Long before the disaster of $599 or the triumph of $499, Sony made the most memorable price announcement of all time. In 1995, Sony’s Steve Race walks to the podium, says a single word (announcing the launch price of the PlayStation) and walks off to a room full of applause. That’s how it’s done.


NINTENDO 2001: Please, Stop

A writer for Nintendojo—which is still around!—thought it would be a good idea to ask Shigeru Miyamoto a question in Japanese. Bless him for having the courage to try, but it was not. Excruciating viewing, even after all these years.


NINTENDO 2007: His Body Was Ready

If you’ve ever seen the image and wondered where it came from, this is where it came from. From anyone else, it’s a weird thing to say. From Reggie, it’s simply a statement of fact.


MICROSOFT 2007: Rock Band For Beginners

Hey, Peter Moore. I know you were probably super busy in the lead-up to E3 2007, but it couldn’t have hurt to put in a little more practice (BONUS: here’s the story behind this demo).


ACTIVISION 2007: Why

Why.


SONY 2015: By Popular Demand, FFVII Remake

Push Square

What is there to say about this epic reveal? Rumors had been circulating for a while that Square Enix was cooking something delicious in the Final Fantasy kitchen, and the studio presented an amuse-bouche during Sony’s E3 2015 showcase. Former SIE vice president of publisher and developer relations Adam Boyes took to the stage to announce a bevy of games, with one of them being the official reveal for Final Fantasy VII Remake and everyone, myself included, lost their shit.

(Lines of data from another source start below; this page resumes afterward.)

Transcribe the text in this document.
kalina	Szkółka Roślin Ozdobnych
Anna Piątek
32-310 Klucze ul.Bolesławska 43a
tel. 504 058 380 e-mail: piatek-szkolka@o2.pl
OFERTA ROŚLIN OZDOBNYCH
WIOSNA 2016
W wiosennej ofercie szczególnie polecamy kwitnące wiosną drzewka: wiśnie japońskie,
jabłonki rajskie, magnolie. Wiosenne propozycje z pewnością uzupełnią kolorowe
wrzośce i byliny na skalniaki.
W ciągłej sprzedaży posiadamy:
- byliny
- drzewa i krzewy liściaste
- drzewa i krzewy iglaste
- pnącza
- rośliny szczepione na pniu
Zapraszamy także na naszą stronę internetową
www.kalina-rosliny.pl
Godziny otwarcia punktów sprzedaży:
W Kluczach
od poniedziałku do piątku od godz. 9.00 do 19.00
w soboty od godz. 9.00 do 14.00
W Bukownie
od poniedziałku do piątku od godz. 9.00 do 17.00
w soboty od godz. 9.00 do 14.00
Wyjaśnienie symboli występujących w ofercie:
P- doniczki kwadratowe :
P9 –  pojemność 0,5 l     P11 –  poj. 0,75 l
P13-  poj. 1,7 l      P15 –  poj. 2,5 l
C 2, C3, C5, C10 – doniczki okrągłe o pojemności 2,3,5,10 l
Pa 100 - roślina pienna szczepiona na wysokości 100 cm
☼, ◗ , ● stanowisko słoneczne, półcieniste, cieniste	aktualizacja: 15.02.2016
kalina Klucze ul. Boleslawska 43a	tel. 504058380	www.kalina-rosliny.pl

XBOX 2019: ‘You’re Breathtaking!’

Game Clips And Tips

Cyberpunk 2077's showcase during the E3 2019 Xbox presentation was hype shit. You had a CG trailer setting the stage for the game’s opening hours and a look at Keanu Reeves as the hot ex-military rockerboy Johnny Silverhand before Reeves himself emerged from a gale of light and smoke to a cacophony of screaming fans. Reeves talked about his involvement with CP2077, told everyone in the audience they’re “breathtaking,” and revealed the game’s April 2020 release date (that CD Projekt Red would inevitably miss…it came out in December 2020). We always remember the game for its busted launch, but nothing tops getting called breathtaking by one of the sexiest men alive.


It’s funny, looking back on these and how so many of them are from a very specific point of time, around the mid-2000s, right before and after the show’s great upheaval (younger readers may not know/remember that E3 scaled down then nearly went away entirely around 2007-08).

Over its final decade E3 mostly got its shit together, or at least learned to smooth off (or outright avoid) the rough edges. Good for business, sure, but a shame in some ways for the rest of us, since as the show grew ever more professional, we were deprived of memorable/terrible moments like these.

And now it’s gone. Pour one out for the Electronic Entertainment Expo that was, 1995-2023.